Red wine and chocolate cannot compare to an evening of chamber music at the Museum of Natural History’s charming Fleischmann Auditorium. Under Tuesday night’s starry sky, the Santa Barbara Chamber Orchestra put on a lovely program featuring conductor Heiichiro Ohyama on the viola.

The first piece, Felix Mendelssohn’s dreamy Piano Quartet No. 2 in F minor, enchanted with sweeping melodies and rhythmic delicacy. Violinist Sooah Kim’s tender touch is commendable, her unrestrained performance indicative of love’s turbulence. Cellist Paula Fehrenbach’s talents were both moving and praiseworthy, her bow comparable to Cupid’s arrow. Calm and dignified, pianist Yi Dong steadied the emotive voices of his fellow players as Mendelssohn’s musical love letter unfolded.
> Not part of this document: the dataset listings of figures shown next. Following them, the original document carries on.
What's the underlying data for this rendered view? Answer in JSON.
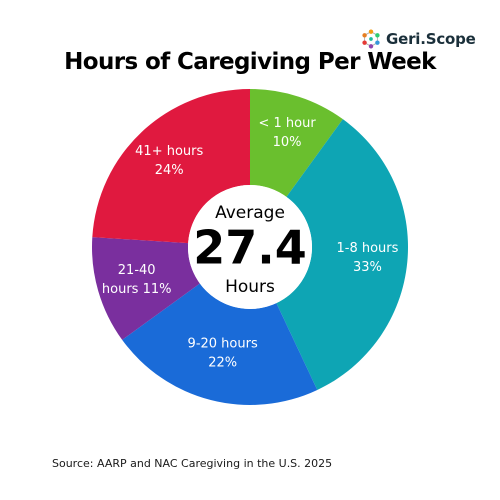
{
  "logo": {
    "text_main": "Geri",
    "text_suffix": "Scope",
    "icon": "molecule-icon",
    "colors": [
      "#e53935",
      "#8e44ad",
      "#3498db",
      "#2ecc71",
      "#f39c12"
    ]
  },
  "chart_data": {
    "type": "pie",
    "title": "Hours of Caregiving Per Week",
    "center": {
      "line1": "Average",
      "value": "27.4",
      "line3": "Hours"
    },
    "slices": [
      {
        "label_lines": [
          "< 1 hour"
        ],
        "pct_label": "10%",
        "value": 10,
        "color": "#6abf2e"
      },
      {
        "label_lines": [
          "1-8 hours"
        ],
        "pct_label": "33%",
        "value": 33,
        "color": "#0ea5b4"
      },
      {
        "label_lines": [
          "9-20 hours"
        ],
        "pct_label": "22%",
        "value": 22,
        "color": "#1a6bd8"
      },
      {
        "label_lines": [
          "21-40",
          "hours 11%"
        ],
        "pct_label": "",
        "value": 11,
        "color": "#7a2f9e"
      },
      {
        "label_lines": [
          "41+ hours"
        ],
        "pct_label": "24%",
        "value": 24,
        "color": "#e0193f"
      }
    ]
  },
  "source": "Source: AARP and NAC Caregiving in the U.S. 2025"
}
The program’s cerebral second half featured Robert Schumann’s amorous Dichterliebe, a song cycle of 16 pieces paired with the influential poetics of Heinrich Heine’s Lyrisches Intermezzo. UCSB drama professor Simon Williams narrated the song cycle’s verbalisms with delicate theatrics to the meditative sounds of viola and piano, illustrating a timeless love story. A testimony to the intimate relationship between literature and music, the concert was an enlightening Valentine’s Day experience that satisfied all the couples in the audience, and lovers of music and poetry alike.